In Neubrandenburg hat ein schockierender Angriff auf das Queere Zentrum für Aufregung gesorgt! Anfang der Woche wurden zwei Fenster im Dachgeschoss eingeschlagen, wie der Verein queerNB berichtet. Die Polizei ist auf der Suche nach Zeugen, um die Täter zu fassen. Dies ist nicht der erste Vorfall: Vor zwei Monaten wurde bereits die Regenbogenflagge des Zentrums gestohlen, und der Fahnenmast wurde beschädigt. Immer wieder wird der Eingangsbereich mit rechtsextremen und queerfeindlichen Stickern verunstaltet. Das Queere Zentrum, das Anfang dieses Jahres eröffnet wurde, ist die einzige Anlaufstelle für trans-, inter- und nonbinäre Personen im Landkreis Mecklenburgische Seenplatte.

Vorstandsmitglied Nils Berghof warnt eindringlich vor der zunehmenden Gewalt gegen queere Menschen: „Die jüngsten Ereignisse verdeutlichen, dass der Ton gegenüber queeren Menschen rauer wird.

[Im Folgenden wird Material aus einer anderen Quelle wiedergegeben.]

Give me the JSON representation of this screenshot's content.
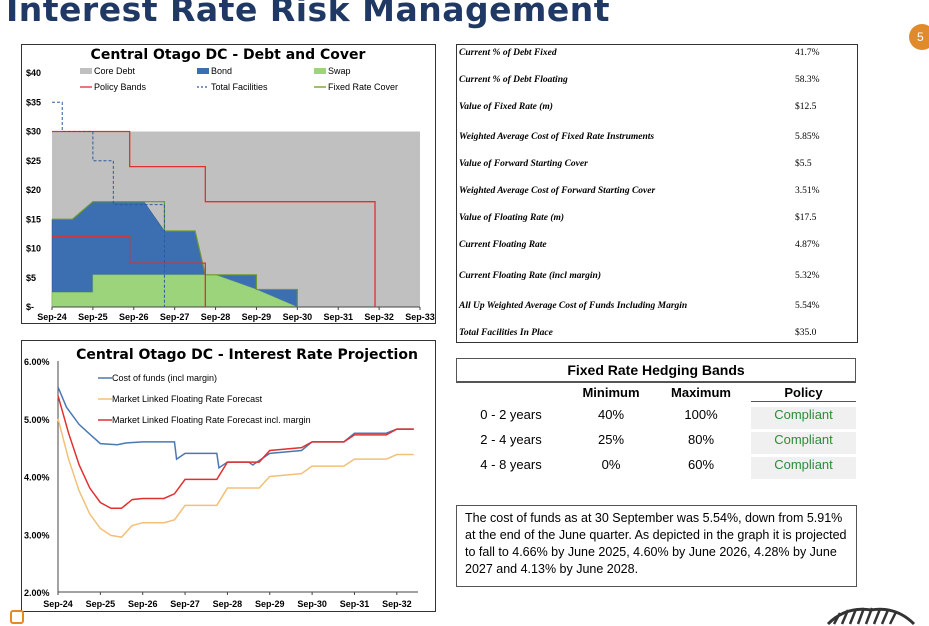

Umso mehr benötigen wir jetzt einen effektiven Schutz“, fordert er und appelliert an die Landesregierung. Die Statistik spricht Bände: In diesem Jahr gab es landesweit eine alarmierende Zunahme queerfeindlicher Angriffe. Die Liste der Vorfälle ist lang und erschreckend – von Übergriffen in öffentlichen Verkehrsmitteln bis hin zu homophoben Beleidigungen in Schulen. Das Klima wird rauer, und die queere Community sieht sich immer mehr Bedrohungen ausgesetzt.

Chronik der Angriffe

Die Chronik der queerfeindlichen Vorfälle in Mecklenburg-Vorpommern ist erschütternd. Im Januar wurde ein Oberbürgermeister in einem Video verunglimpft, während im Juli am Bahnhof von Neubrandenburg die Regenbogenflagge durch eine Hakenkreuzflagge ersetzt wurde. Im August wurde erneut eine Regenbogenflagge gestohlen. Die Liste geht weiter: In Rostock kam es zu einem versuchten Brandanschlag auf eine queere Bar, und in Schwerin wurden queere Menschen in Verbindung mit Pädophilie gebracht. Diese Vorfälle zeigen, dass die Situation für queere Menschen in Deutschland immer bedrohlicher wird.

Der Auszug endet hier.